Stuck showing that the group ring $\mathbb{C}[G]$ is a bi-algebra

I am learning Hopf algebras via the following online notes on geometric representation theory,

https://www.maths.ed.ac.uk/~djordan/QGpublic.pdf

Exercise 1.7 of the Hopf Algebra section asks to show that $\mathbb{C}[G]$ with coproduct $\Delta(g) = g \otimes g$ and counit $\epsilon(g) = \delta_{e,g}$ gives a bi-algebra structure, where $G$ is a finite group. Using definition 1.6 this amounts to showing that both $\Delta$ and $\epsilon$ are algebra morphisms.

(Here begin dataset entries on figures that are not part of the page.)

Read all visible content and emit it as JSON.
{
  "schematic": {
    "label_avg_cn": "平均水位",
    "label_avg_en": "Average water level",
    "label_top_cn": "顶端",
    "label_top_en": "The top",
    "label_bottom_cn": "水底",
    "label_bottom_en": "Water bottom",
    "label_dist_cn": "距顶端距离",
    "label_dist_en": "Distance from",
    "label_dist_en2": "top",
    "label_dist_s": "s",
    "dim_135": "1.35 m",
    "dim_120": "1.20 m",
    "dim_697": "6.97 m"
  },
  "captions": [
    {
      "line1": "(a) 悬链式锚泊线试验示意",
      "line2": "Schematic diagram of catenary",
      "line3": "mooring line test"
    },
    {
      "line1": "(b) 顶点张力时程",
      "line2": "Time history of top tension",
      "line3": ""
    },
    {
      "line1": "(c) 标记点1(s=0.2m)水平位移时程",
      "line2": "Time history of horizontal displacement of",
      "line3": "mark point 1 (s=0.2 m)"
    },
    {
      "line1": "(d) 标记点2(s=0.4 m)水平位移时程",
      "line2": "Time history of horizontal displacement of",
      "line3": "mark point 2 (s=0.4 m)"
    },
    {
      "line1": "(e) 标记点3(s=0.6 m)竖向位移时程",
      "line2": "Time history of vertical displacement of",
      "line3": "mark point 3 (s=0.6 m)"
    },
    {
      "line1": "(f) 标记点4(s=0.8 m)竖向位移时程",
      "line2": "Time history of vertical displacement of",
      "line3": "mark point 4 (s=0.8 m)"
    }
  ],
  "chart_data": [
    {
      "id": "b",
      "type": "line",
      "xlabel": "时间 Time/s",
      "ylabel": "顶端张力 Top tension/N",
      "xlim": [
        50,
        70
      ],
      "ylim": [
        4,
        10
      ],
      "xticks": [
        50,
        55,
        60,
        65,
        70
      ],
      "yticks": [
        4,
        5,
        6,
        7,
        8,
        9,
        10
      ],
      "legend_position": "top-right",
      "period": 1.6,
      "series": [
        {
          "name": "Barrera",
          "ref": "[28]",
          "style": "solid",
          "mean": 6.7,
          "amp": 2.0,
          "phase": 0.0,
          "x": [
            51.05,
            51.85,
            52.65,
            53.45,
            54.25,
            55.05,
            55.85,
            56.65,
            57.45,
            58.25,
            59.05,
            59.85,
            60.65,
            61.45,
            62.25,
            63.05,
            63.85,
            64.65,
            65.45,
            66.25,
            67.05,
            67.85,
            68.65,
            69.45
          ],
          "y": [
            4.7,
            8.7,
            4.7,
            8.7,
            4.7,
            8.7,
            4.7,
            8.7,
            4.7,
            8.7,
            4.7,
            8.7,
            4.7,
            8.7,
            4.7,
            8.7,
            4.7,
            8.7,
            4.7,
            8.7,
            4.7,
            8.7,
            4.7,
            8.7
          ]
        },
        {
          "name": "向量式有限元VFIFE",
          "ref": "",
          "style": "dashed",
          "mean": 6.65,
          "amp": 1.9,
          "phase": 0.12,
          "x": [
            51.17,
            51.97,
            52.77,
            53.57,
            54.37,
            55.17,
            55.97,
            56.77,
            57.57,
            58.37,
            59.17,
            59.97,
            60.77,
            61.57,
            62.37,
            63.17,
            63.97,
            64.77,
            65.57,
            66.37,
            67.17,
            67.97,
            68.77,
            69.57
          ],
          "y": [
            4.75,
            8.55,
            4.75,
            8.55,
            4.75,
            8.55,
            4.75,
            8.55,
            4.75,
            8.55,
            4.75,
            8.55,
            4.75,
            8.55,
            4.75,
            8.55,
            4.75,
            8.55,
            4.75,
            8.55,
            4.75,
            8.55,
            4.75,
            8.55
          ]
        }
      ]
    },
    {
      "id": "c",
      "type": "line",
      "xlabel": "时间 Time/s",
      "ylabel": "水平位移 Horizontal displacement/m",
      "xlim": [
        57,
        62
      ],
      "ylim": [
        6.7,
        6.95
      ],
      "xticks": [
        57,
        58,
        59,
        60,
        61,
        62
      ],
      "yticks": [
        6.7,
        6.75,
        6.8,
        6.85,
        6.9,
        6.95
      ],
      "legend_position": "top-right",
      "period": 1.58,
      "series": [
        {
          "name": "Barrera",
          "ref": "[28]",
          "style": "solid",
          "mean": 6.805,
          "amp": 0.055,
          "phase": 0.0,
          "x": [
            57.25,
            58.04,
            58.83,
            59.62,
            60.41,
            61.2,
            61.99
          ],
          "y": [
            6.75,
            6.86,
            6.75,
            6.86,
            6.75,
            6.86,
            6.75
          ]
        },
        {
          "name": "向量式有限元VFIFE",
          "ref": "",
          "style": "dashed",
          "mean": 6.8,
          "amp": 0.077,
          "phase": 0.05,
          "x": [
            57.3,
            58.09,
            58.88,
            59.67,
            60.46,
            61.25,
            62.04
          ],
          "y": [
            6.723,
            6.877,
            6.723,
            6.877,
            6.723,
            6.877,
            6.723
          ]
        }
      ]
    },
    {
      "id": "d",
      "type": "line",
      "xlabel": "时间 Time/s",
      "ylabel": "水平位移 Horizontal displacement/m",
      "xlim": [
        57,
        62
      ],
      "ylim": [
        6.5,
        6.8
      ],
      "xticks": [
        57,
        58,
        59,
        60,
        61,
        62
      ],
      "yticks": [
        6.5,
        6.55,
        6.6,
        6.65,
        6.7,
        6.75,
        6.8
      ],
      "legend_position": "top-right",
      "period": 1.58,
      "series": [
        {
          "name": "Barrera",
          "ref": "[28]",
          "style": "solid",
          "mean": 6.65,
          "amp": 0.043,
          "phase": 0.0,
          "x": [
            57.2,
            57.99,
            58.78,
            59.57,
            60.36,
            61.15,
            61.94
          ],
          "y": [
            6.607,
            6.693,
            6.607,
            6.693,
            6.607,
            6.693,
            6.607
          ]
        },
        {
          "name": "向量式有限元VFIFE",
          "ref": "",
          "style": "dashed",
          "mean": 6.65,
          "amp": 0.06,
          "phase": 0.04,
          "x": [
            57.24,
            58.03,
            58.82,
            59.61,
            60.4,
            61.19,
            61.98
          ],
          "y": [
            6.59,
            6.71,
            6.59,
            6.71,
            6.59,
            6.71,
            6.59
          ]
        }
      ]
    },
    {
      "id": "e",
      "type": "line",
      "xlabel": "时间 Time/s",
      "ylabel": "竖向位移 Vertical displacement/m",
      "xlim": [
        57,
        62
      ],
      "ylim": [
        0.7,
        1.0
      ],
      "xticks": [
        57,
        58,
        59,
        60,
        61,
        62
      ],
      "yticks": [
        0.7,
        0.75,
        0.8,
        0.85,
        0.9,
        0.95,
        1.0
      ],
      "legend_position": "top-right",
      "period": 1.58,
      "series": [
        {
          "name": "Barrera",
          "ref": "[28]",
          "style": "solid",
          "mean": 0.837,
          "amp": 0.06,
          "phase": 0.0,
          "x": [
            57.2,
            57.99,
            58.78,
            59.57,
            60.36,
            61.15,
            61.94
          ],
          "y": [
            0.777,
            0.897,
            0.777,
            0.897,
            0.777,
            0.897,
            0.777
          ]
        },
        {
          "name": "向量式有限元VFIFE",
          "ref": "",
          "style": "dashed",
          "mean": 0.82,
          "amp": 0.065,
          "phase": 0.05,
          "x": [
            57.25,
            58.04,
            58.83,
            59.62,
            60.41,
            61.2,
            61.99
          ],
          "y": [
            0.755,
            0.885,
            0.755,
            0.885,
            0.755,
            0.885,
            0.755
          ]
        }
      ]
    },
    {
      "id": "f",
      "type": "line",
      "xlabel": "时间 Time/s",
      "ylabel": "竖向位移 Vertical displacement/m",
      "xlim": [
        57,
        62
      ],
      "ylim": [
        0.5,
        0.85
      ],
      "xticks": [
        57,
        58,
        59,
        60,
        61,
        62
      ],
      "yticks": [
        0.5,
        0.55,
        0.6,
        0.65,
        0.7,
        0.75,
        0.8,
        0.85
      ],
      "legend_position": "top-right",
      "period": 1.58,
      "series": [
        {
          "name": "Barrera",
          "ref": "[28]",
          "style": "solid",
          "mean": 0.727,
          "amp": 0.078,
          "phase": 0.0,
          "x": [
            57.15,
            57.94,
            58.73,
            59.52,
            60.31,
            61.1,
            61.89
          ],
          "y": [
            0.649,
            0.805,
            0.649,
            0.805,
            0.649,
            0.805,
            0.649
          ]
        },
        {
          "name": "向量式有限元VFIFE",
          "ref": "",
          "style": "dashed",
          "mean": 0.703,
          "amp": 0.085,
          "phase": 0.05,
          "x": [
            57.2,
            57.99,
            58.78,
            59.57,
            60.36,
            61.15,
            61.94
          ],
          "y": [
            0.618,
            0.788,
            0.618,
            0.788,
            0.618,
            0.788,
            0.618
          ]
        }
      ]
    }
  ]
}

I am ok with everything except showing that $\epsilon$ is an algebra morphism, that is, showing that the following square commutes

$$\require{AMScd} \begin{CD} \mathbb{C}[G] @<{\mu}<< \mathbb{C}[G] \otimes \mathbb{C}[G];\\ @V{\epsilon}VV @VV{\epsilon \otimes \epsilon}V \\ \mathbb{C} @<{\cdot}<< \mathbb{C} \otimes \mathbb{C}; \end{CD}$$

as if $r_1 \otimes r_2 \in \mathbb{C}[G] \otimes \mathbb{C}[G]$ then surely $\epsilon \circ \mu(r_1\otimes r_2) = \epsilon(r_1r_2) = {(r_1r_2)}_e$, i.e. the $[e]$ coefficient of $r_1r_2 \in \mathbb{C}[G]$ whereas $(\cdot \circ \epsilon \otimes \epsilon)(r_1 \otimes r_2) = (r_1)_e \cdot (r_2)_e \in \mathbb{C}$, and these are not the same thing.

What am I misunderstanding? Thanks!


Solution 1:

In the usual definition of the coalgebra structure on $\mathbb{C}[G]$, the counit is defined as $\epsilon(g) = 1$ for all $g\in G\subset \mathbb{C}[G]$, i.e. it sends all the group elements to $1$, then extended linearly. Thus $\epsilon(r_1 r_2)$ should sum up the coefficient of all basis elements of $\mathbb{C}[G]$, instead of just taking the $[e]$ coefficient.

See e.g. Example 1.5.3 in Majid's Foundations of Quantum Group Theory, or in Kassel's Quantum Groups, Chapter III's Section 1 Example 3, and Section 2 Example 2, and Section 3 Example 2, taken together.